The Formation of the Ootheca by Periplaneta americana II. The Structure and Function of the Left Colleterial Gland

P.C. J. BRUNET 1

1 Department of Zoology and Comparative Anatomy, University Museum, Oxford

The anatomy of the left colleterial gland of the cockroach is described. It is convenient to subdivide the gland into four regions. At the posterior end, abutting on to the outlet of the gland, there is no secretory activity and the cells of this region are not unlike normal epidermal cells. Anterior to this region are the three secretory regions of the gland; of these, the anterior and posterior secrete the structural protein and the constituent cells are equipped with a complex end-apparatus, a thick-walled depression in the apex of the cell in which the final stages of the elaboration of the secretion occur. The body of the end-apparatus contains canalicules which lead to the lumen of the gland. Alkaline phosphatase is abundantly present in this organ. Protein is secreted continuously, and there is no cycle related to oviposition. The third region, between the protein-secreting regions, secretes an oxidase, whose function may well be to oxidize the phenolic tannin-precursor produced in the right colleterial gland when the products of the two glands come together at oviposition.

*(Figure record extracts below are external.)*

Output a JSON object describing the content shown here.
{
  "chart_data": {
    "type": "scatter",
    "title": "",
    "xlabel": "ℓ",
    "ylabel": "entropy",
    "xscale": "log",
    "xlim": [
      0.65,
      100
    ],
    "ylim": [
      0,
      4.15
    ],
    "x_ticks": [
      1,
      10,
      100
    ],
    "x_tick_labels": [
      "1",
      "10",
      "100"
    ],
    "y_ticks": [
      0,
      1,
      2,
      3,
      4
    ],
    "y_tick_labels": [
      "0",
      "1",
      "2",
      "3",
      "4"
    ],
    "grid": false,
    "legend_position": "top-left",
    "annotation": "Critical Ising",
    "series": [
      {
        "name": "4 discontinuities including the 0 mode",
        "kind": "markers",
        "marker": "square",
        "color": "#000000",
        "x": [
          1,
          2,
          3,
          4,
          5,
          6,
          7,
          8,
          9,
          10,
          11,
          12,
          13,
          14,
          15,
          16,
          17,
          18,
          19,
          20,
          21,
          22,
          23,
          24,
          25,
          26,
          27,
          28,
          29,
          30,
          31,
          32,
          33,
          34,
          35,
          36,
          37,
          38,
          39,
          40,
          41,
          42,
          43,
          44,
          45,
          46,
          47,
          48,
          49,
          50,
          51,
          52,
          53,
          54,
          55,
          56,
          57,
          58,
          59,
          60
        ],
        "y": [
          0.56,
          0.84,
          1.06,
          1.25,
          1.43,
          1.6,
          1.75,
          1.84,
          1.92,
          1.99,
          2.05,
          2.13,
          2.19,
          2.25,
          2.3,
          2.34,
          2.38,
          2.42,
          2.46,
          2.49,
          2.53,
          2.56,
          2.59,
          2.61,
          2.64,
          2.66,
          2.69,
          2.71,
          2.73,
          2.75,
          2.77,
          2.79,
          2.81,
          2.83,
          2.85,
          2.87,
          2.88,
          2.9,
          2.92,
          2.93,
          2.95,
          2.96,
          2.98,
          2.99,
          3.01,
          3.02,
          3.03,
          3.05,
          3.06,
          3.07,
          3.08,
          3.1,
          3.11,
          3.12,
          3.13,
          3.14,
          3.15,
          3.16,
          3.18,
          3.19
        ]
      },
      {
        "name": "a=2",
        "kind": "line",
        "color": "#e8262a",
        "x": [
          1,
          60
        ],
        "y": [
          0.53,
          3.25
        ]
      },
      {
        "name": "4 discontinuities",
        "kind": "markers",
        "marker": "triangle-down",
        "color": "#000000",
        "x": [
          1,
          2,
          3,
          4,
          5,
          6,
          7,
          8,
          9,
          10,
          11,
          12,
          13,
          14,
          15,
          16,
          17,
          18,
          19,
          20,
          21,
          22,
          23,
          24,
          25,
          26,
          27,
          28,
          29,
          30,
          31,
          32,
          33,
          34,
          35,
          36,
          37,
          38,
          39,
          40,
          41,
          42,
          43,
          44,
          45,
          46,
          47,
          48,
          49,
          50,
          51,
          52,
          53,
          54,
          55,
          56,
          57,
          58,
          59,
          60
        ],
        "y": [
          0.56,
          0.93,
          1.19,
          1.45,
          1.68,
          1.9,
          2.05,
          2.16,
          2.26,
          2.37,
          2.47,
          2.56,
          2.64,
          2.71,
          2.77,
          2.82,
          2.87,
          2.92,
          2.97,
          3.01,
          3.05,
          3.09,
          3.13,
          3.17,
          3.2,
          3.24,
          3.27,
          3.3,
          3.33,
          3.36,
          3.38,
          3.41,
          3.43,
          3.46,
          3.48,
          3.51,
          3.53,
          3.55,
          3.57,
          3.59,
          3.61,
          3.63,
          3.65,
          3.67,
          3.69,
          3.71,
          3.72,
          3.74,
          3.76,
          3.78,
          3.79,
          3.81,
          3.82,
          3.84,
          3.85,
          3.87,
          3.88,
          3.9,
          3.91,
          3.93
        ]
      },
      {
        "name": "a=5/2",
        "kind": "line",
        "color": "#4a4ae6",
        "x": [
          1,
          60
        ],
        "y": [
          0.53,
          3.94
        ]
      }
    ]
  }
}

The gland becomes fully functional some 14 days after the final moult, the immature cells of the nymph developing directly into mature cells characteristic of the region in which they occur. Within each of the main regions the cells show some differences which suggest that there is a wave of change passing along the gland. It appears that the cells of the anterior end of the gland become defunct and the hitherto inactive cells of the posterior end take on a secretory function.

The structural protein has a high phenolic content, and contains no combined carbohydrate. The presence of lipoid in the secretory cells appears to be directly bound up with the secretory processes.